Product Management is Risk Management
It sounds strange, but only at first glance
Product management is a broad and varied discipline. Among the less obvious aspects of that discipline is the fact that product management is, at its heart, risk management.
At first, this assertion might seem crazy. Risk management sounds like legacy industries, big infrastructure projects executed in a stage-gate process, and lots of box-ticking exercises. That is pretty much the antipode of software product development, where you progress iteratively, accepting even to proverbially “move fast and break things”.
At a closer look, though, the end goal of developing software iteratively and shipping quickly is precisely to reduce risks. Product development is inherently and fundamentally a risky endeavor. The risks are just very different than in these legacy industries.
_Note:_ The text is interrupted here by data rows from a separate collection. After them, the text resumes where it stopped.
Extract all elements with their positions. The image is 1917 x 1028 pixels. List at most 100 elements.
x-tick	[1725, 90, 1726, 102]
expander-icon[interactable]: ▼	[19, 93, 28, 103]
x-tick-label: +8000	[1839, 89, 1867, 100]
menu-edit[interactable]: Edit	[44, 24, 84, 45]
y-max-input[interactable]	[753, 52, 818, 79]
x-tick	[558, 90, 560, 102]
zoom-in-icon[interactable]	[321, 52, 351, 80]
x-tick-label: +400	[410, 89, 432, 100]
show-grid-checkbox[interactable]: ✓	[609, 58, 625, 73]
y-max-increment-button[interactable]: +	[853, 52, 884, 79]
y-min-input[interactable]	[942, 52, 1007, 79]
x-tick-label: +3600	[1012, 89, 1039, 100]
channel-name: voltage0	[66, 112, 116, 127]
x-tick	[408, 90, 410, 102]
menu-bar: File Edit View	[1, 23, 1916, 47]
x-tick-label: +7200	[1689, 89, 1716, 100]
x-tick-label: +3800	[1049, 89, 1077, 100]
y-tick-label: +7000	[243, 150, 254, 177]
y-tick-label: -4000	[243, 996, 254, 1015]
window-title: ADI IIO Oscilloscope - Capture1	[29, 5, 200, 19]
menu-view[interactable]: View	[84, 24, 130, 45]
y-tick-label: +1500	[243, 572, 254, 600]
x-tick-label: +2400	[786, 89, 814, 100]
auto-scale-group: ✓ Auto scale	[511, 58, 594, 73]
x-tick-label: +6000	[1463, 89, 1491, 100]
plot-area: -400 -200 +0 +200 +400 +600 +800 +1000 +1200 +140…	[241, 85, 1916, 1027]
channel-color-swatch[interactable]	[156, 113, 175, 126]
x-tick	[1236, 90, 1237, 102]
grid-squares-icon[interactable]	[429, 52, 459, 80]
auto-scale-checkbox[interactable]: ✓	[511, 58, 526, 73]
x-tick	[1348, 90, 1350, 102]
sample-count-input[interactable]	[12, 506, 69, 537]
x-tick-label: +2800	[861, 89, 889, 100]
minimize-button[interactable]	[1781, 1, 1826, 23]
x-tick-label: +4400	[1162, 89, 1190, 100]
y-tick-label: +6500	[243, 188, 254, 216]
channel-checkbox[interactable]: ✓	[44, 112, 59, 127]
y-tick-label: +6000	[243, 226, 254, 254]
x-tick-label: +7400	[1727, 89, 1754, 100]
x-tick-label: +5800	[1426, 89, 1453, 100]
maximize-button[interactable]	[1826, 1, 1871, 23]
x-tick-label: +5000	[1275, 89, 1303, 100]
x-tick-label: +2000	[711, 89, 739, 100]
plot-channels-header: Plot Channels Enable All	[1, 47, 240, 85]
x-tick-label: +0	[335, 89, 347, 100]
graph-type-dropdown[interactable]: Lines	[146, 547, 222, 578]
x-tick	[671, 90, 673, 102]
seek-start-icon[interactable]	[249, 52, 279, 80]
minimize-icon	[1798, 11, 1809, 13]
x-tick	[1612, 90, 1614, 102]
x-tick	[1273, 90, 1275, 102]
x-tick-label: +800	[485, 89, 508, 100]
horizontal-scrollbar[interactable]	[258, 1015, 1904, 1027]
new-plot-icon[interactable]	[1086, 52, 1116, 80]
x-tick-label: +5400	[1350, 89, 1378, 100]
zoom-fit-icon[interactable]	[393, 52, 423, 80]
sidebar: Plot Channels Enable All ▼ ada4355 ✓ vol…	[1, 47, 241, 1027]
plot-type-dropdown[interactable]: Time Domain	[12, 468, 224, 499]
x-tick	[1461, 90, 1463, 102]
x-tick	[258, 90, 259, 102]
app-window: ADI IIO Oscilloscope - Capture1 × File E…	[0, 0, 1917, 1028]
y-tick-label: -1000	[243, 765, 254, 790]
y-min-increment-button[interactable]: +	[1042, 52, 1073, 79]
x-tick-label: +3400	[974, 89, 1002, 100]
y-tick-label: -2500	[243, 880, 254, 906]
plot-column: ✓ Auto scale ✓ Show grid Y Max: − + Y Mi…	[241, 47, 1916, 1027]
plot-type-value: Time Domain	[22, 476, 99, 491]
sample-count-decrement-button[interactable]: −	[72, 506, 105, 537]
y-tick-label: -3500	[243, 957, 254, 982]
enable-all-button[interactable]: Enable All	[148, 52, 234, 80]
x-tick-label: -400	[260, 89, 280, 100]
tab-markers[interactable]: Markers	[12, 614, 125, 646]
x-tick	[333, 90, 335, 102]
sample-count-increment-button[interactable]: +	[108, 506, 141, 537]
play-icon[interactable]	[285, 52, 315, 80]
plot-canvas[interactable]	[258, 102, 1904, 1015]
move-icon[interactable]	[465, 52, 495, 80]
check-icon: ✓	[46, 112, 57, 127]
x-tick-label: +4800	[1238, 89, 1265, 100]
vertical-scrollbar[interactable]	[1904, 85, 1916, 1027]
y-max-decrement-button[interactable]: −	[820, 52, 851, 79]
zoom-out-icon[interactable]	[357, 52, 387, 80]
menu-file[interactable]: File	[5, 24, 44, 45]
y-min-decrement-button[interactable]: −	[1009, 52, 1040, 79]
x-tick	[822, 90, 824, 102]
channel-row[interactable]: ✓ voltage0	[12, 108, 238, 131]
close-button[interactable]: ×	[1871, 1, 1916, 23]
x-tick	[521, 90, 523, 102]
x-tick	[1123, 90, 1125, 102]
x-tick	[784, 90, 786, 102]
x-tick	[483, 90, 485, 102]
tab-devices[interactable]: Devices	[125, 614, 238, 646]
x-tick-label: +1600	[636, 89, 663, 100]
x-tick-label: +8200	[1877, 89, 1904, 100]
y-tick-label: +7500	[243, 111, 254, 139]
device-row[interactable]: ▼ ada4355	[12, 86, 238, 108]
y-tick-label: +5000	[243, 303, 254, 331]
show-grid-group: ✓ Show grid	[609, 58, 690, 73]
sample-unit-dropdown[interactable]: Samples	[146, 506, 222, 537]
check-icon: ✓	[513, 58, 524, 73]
If you build a bridge over a river, you know that the bridge will be able to fulfill its purpose of allowing people to cross over the river. The risks are often more about safety, quality, timely completion of the project, cost, and so on.
In the development of new software products, the risks are more fundamental: you can’t even be certain whether the end product will fulfill its purpose, whether it will solve the customer problems it set out to solve. Fortunately, software is more malleable than physical infrastructure: you can deliver new versions of a software product to customers with hardly any disruption. This means that the way in which risks are managed in the development of software products looks very different to the risk management processes used in legacy industries, but in the end, it is still about effectively and efficiently reducing risks.
This management and reduction of risk is at the heart of the job of a product manager. Very early startups often don’t have any product managers — not because there isn’t any risk, but precisely because the product risk is so fundamental that it needs to be borne and owned by the founders. At such an early stage, the risk is: “will anyone even want this product?”
Over time, as it becomes clearer that there is a market for the product, the risks get less fundamental but more manifold. Thus, the role of the product manager is often introduced. The product manager has several important hats to wear, and one of them is that of taking a strategic mission, iteratively identifying the biggest risks and managing them. Of course, product managers never achieve this alone, they work together with their teams, but in an environment that didn’t have the same level of risks, the product manager job wouldn’t be required (a project manager or even a delivery team without a “manager” type role would suffice).
The primary job of a product manager isn’t to get the product out to customers as quickly as possible (or “on time, on budget, on scope”). The primary job is to manage and reduce the risks inherent to the development of software products.
The risks inherent to software product development come in many forms. The most important ones are Marty Cagan’s four big risks:
- Value risk: Is it valuable enough to users and customers that they are willing to buy / use the product?
- Usability risk: Do our users understand how to use the product?
- Feasibility risk: Can we build the product (from a technical perspective)?
- Viability risk: Is this product viable from a business perspective (i.e., can we make money from it)?
There are also additional risks that might need separate management. For example, there might be legal, repetitional, or ethical risks (even though they could be subsumed under viability risks). There are also risks involved in the development and delivery process of the product itself — some related to technical feasibility, but also to organizational setup and processes. This is especially pertinent the more of a physical component a software-enabled product has. Lastly, there is the risk of increased complexity: Any time something is added to a product, it increases the complexity of the overall system, which makes all future changes more costly. This is a particularly tricky risk to manage, since the costs of that risk only become evident further down the road.
It is worth repeating that none of these risks are the responsibility of the product manager alone. To the contrary: usability risks will most often be owned by product designers, and feasibility risks by engineers. It is, however, the product manager’s responsibility to maintain a holistic view of the risks and address the biggest ones first. As an example, it’s not worth running many iterations of usability tests of an interface for a product that’s not technically feasible, for example — the biggest risk, in this case, is the feasibility risk, which should therefore be addressed first.
This fundamental insight is the driving force behind the Lean Startup’s Build — Measure — Learn cycle and the associated concept of the Minimum Viable Product. Often misunderstood, neither of these concepts mean that you need to bring a product to market that you are ashamed of and that’s held together by duct tape. These concepts mean identifying the biggest risks in the form of the assumptions with the biggest uncertainty, then validating those assumptions, and moving on to the next biggest risk.
If you are a product manager and want to improve your craft, start by assessing what risks your current projects are facing, and how you might most effectively reduce those risks. If the biggest risks are about value, ask yourself if there is a test or study that you could run to validate that whatever you are building is value. If the biggest risks are about feasibility, you might want to work with your engineers to build a proof of concept. If it is about usability, it’s time to prototype at various levels of fidelity and run usability tests. For viability risks, it often means collaborating with stakeholders across the business to ensure the risks can be mitigated.
In any case, focusing on the biggest risks first means you can make sure to focus your energy and the energy of your team on the most critical questions, and not wasting precious time on answering questions that will later turn out to be irrelevant.